US Trade Representative Michael Froman said on Monday that the US government wants to see the "seamless renewal of AGOA", which refers to the African Growth and Opportunity Act, which offers trade incentives with the US to African nations to open their economies. Signed into law in May 2000, AGOA is set to expire in September 2015.
Froman said the US wants to use the next two years to look at the act's successes and ways in which it can be improved.
He said the US will "also look at the changing economic and trade relationships that have developed between Africa and other economic partners around the world". Speaking at the Brookings Institution, Froman said he will attend the 2013 AGOA Forum in Addis Ababa, Ethiopia, later this week. The theme of this year's forum is "Sustainable Transformation through Trade and Technology".
Total African exports under AGOA have tripled. In 2012, the 39 eligible countries exported nearly $35 billion of products to the US under AGOA and its related general system of preference provisions. However, oil products still accounted for 84 percent of AGOA exports to the US in 2012.
At the moment, thousands of products on the AGOA list are allowed into the US without duty.
Calling AGOA a "significant success", Froman admitted the numbers are still small.
China eclipsed the US as Africa's largest trading partner in 2009. The trend has continued with bilateral trade exceeding $200 billion last year, registering an average annual growth of 30 percent in the past decade. This compares to $109 billion of total US trade with Africa in 2012.
Froman reiterated what US President Barack Obama said during his trip to Africa in June - that it is good that China, Brazil, Turkey and other countries are interested and involved in Africa. "The question for Africans is, What kind of trade and investment relationship do they want to have?" Froman said, emphasizing that US companies have been hiring locally and building local capacity.

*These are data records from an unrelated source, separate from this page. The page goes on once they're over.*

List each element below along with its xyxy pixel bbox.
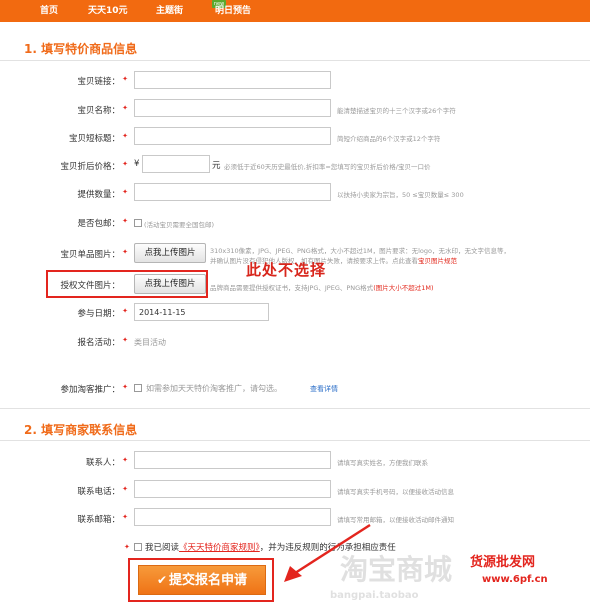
- auth-file-label: 授权文件图片：: [60, 281, 120, 291]
- shipping-hint: (活动宝贝需要全国包邮): [144, 221, 215, 229]
- phone-hint: 请填写真实手机号码，以便接收活动信息: [337, 488, 454, 496]
- item-name-input[interactable]: [134, 99, 331, 117]
- shipping-checkbox[interactable]: [134, 219, 142, 227]
- promo-details-link[interactable]: 查看详情: [310, 384, 338, 394]
- merchant-rules-link[interactable]: 《天天特价商家规则》: [179, 543, 260, 553]
- contact-input[interactable]: [134, 451, 331, 469]
- item-image-hint: 310x310像素，JPG、JPEG、PNG格式，大小不超过1M，图片要求：无l…: [210, 247, 510, 255]
- nav-ten-yuan[interactable]: 天天10元: [88, 0, 128, 22]
- promo-checkbox[interactable]: [134, 384, 142, 392]
- price-input[interactable]: [142, 155, 210, 173]
- section2-title: 2. 填写商家联系信息: [24, 423, 138, 437]
- activity-label: 报名活动： ✦: [77, 336, 128, 348]
- section2-divider: [0, 440, 590, 441]
- watermark-brand: 淘宝商城: [340, 553, 453, 586]
- nav-home[interactable]: 首页: [40, 0, 58, 22]
- top-nav: 首页 天天10元 主题街 new 明日预告: [0, 0, 590, 22]
- watermark-site-cn: 货源批发网: [470, 555, 536, 570]
- price-hint: 必须低于近60天历史最低价,折扣率=您填写的宝贝折后价格/宝贝一口价: [224, 163, 431, 171]
- contact-hint: 请填写真实姓名，方便我们联系: [337, 459, 428, 467]
- short-title-label: 宝贝短标题： ✦: [68, 132, 128, 144]
- short-title-input[interactable]: [134, 127, 331, 145]
- auth-file-hint: 品牌商品需要提供授权证书，支持JPG、JPEG、PNG格式(图片大小不超过1M): [210, 284, 434, 292]
- currency-unit: 元: [212, 161, 221, 171]
- promo-text: 如需参加天天特价淘客推广，请勾选。: [146, 384, 282, 393]
- item-name-label: 宝贝名称： ✦: [77, 104, 128, 116]
- short-title-hint: 简短介绍商品的6个汉字或12个字符: [337, 135, 441, 143]
- nav-theme-street[interactable]: 主题街: [156, 0, 183, 22]
- promo-label: 参加淘客推广： ✦: [60, 383, 128, 395]
- image-spec-link[interactable]: 宝贝图片规范: [418, 257, 457, 265]
- auth-file-upload-button[interactable]: 点我上传图片: [134, 274, 206, 294]
- shipping-label: 是否包邮： ✦: [77, 217, 128, 229]
- date-input[interactable]: 2014-11-15: [134, 303, 269, 321]
- agree-checkbox[interactable]: [134, 543, 142, 551]
- annotation-text: 此处不选择: [246, 261, 327, 279]
- quantity-input[interactable]: [134, 183, 331, 201]
- phone-input[interactable]: [134, 480, 331, 498]
- email-label: 联系邮箱： ✦: [77, 513, 128, 525]
- item-name-hint: 能清楚描述宝贝的十三个汉字或26个字符: [337, 107, 456, 115]
- date-label: 参与日期： ✦: [77, 307, 128, 319]
- price-label: 宝贝折后价格： ✦: [60, 160, 128, 172]
- section1-divider: [0, 60, 590, 61]
- watermark-bottom: bangpai.taobao: [330, 590, 419, 601]
- contact-label: 联系人： ✦: [85, 456, 128, 468]
- currency-symbol: ¥: [134, 159, 140, 169]
- item-image-upload-button[interactable]: 点我上传图片: [134, 243, 206, 263]
- submit-button[interactable]: ✔ 提交报名申请: [138, 565, 266, 595]
- activity-value: 类目活动: [134, 338, 166, 347]
- agree-required-mark: ✦: [124, 543, 130, 551]
- item-link-label: 宝贝链接： ✦: [77, 75, 128, 87]
- quantity-hint: 以扶持小卖家为宗旨，50 ≤宝贝数量≤ 300: [337, 191, 464, 199]
- watermark-site-url: www.6pf.cn: [482, 574, 548, 585]
- item-image-label: 宝贝单品图片： ✦: [60, 248, 128, 260]
- item-link-input[interactable]: [134, 71, 331, 89]
- quantity-label: 提供数量： ✦: [77, 188, 128, 200]
- section2-top-divider: [0, 408, 590, 409]
- section1-title: 1. 填写特价商品信息: [24, 42, 138, 56]
- phone-label: 联系电话： ✦: [77, 485, 128, 497]
- nav-tomorrow-preview[interactable]: 明日预告: [215, 0, 251, 22]
- check-icon: ✔: [156, 573, 168, 587]
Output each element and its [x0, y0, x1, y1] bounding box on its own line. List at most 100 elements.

However, in contrast to the stereotyped depiction in Western media, statistics show that about 85 percent of employees in the more than 2,000 Chinese companies operating in Africa are Africans.
AGOA, similar to other US trade policies, excludes countries that Washington considers to be performing poorly in democratic and human rights reforms, regardless of how desperate a nation is for development opportunities.
China has long practiced a policy of noninterference in the domestic affairs of other nations, and its loans to African nations come with no strings attached, unlike aid from the US and other Western nations.
He Wenping, an expert on African studies at the Chinese Academy of Social Sciences, said China's Africa policy is "non-ideological" and emphasizes "noninterference in internal affairs and respect for the choices African nations make for their own development path".
She said China places emphasis on how to help Africans build capacity by "teaching them how to fish instead of giving them fish", quoting an old Chinese proverb.